Goddamnit. I miss intimacy. I miss having a partner in life. I miss feeling chosen. I miss morning sex. I miss someone loving me.
I hate that admitting that makes me feel ashamed, like I’m not a whole person by myself or how smart, attractive and independent single women aren’t supposed to feel this way, let alone say it out loud. I’ve been by myself for a long time and I’ve figured out how to be alone. Honestly, I needed to be alone so I could work through the shit that needed working through. I needed to learn what I didn’t want so I could extrapolate what I do. I needed to learn to choose quality over quantity and myself so I wouldn’t settle for anything less than what I deserve AND THAT TOOK SOME TIME.

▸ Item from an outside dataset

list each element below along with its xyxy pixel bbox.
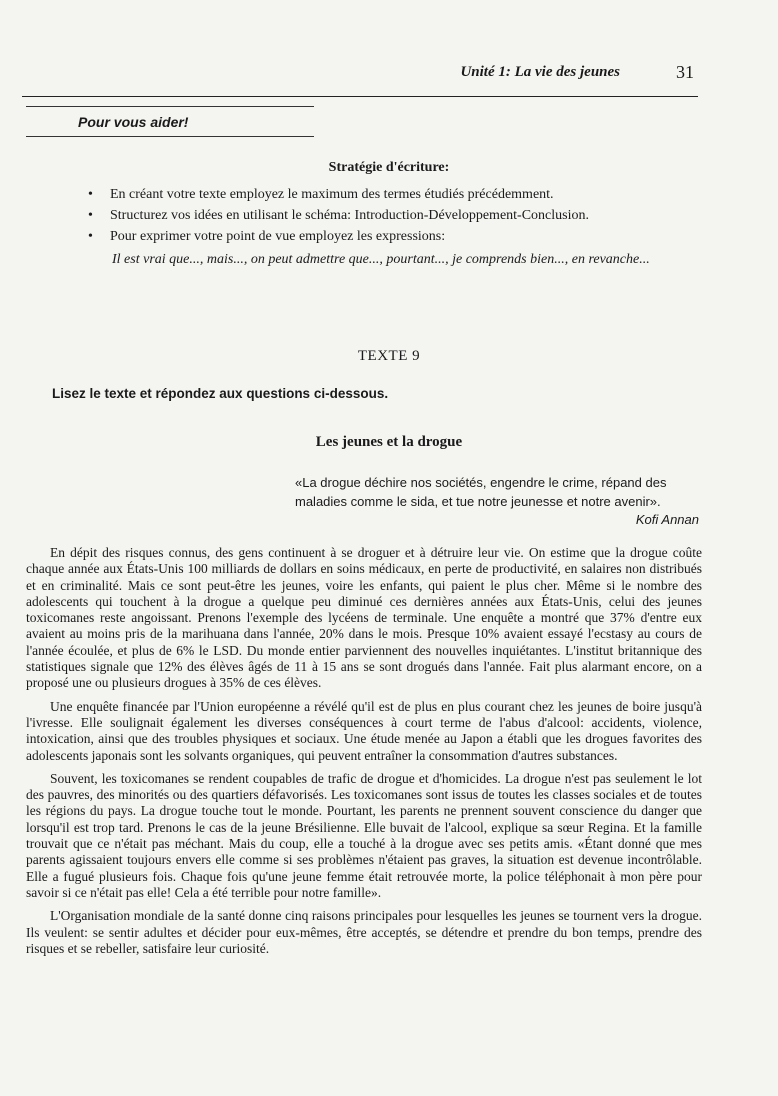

I’m okay, really. I’d say I’m good most of the time, even. I am whole and don’t need anyone to complete me. I have been through hell to find the other part of myself and to heal them both. And mostly, I’m patient and willing to wait until the right person comes along. But I still crave a soft place to land. I still pray fo someone that I can take off the armor of strength I’ve always had to wear to be with. I still want to believe romance exists. And, I want to know what healthy love feels like for once in my life.